The food runs out when it does so they don’t waste anything. Tough luck if you’re too late to have ordered it, but that’s what happens when you respect fresh ingredients.

Good markets start running low at lunchtime, like the one in Florence, bad ones still have their shelves crammed full after dark (er, Whole Foods).

The bill at Trattoria Mario is staggeringly cheap – about 25 euros. 25 euros! For three courses, red and white wine and water.

The place started in the fifties when Romeo and Amelia Colzi opened the place with their son Mario in what was a 16th century stable. From a small stove they served simple soups, meat dishes and pasta.

Mario died in 1980 but his widow and sons continue the tradition of serving local wine and the sort of food you’d get in a Tuscan home.

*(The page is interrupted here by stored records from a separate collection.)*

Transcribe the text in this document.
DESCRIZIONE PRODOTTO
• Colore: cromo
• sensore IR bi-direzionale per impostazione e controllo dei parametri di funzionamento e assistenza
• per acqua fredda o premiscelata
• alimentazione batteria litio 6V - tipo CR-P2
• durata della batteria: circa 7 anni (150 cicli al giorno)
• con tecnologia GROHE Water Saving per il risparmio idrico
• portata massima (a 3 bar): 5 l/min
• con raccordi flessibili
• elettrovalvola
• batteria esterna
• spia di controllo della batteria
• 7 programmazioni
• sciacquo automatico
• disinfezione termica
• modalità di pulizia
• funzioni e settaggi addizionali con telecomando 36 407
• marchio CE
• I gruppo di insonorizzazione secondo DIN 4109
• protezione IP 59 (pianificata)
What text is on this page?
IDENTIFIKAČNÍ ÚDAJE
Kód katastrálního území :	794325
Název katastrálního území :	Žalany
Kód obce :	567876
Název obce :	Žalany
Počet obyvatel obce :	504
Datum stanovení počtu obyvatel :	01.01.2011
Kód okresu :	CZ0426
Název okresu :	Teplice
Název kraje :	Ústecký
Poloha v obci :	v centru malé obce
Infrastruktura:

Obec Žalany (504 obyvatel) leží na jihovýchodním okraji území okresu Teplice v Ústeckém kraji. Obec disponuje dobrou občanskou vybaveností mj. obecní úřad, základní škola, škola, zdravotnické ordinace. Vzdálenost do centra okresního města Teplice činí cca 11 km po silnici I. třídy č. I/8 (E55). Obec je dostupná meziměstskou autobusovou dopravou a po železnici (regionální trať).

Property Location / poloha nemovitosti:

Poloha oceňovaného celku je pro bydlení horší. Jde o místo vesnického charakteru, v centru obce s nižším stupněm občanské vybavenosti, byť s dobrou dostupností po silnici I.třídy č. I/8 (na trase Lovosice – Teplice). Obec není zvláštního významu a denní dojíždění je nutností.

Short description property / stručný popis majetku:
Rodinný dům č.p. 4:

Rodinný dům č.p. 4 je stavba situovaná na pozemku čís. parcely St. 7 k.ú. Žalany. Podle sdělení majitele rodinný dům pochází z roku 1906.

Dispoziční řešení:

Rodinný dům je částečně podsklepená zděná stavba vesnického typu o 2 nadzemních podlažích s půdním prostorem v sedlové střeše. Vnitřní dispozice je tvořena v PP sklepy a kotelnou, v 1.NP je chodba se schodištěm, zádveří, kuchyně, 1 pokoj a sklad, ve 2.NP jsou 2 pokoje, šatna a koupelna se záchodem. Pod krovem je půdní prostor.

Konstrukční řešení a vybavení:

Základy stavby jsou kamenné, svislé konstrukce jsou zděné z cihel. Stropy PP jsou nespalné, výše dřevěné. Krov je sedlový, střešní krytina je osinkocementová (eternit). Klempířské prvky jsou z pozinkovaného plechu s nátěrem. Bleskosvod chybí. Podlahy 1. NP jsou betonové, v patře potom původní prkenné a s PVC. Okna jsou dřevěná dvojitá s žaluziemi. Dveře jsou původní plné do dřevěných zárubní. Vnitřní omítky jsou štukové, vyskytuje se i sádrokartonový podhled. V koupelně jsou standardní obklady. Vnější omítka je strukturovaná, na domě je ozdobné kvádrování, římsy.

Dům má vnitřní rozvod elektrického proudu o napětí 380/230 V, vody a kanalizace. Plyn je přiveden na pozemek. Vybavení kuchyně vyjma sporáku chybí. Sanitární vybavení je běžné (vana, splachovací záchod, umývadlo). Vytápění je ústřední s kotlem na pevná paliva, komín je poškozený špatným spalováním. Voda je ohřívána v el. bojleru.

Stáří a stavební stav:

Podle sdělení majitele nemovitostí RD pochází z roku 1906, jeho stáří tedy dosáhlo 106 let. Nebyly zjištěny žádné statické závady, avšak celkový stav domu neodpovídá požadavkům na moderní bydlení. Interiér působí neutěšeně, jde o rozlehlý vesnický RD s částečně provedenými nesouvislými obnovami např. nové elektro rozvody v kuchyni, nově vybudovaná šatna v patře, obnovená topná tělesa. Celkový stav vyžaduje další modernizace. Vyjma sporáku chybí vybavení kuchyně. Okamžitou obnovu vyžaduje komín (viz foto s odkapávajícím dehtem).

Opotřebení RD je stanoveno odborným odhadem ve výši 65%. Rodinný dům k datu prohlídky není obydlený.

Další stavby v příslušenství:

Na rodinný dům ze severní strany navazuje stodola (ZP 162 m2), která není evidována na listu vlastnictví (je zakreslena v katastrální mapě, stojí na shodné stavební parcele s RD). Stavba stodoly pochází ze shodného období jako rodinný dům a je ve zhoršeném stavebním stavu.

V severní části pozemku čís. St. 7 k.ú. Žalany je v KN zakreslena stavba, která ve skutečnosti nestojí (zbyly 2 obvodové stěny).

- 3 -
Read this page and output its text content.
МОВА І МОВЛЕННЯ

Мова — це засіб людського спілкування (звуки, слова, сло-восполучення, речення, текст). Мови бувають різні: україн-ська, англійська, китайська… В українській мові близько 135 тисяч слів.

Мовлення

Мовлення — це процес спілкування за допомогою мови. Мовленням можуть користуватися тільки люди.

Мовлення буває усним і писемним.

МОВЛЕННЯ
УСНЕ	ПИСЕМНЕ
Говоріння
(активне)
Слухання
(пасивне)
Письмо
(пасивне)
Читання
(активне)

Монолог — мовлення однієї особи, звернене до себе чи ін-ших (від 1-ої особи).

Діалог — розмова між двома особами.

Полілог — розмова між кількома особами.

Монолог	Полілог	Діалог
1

Could you replicate this sort of thing in London? The joy of having no menu, of simply eating what was fresh and seasonal. Would people cope with queuing and sharing tables? Could the chef source those kinds of ingredients with the disadvantage of not being able to buy meat, veg, salad and wine from the hills and fields around the town?

It could never be as cheap. But it could be as much fun.

Sam and Eddie Hart capture a hint of that spirit at Barrafina but perhaps Trattoria Mario is only possible in exactly the spot it is run by the family who know how to do it because it’s in their blood.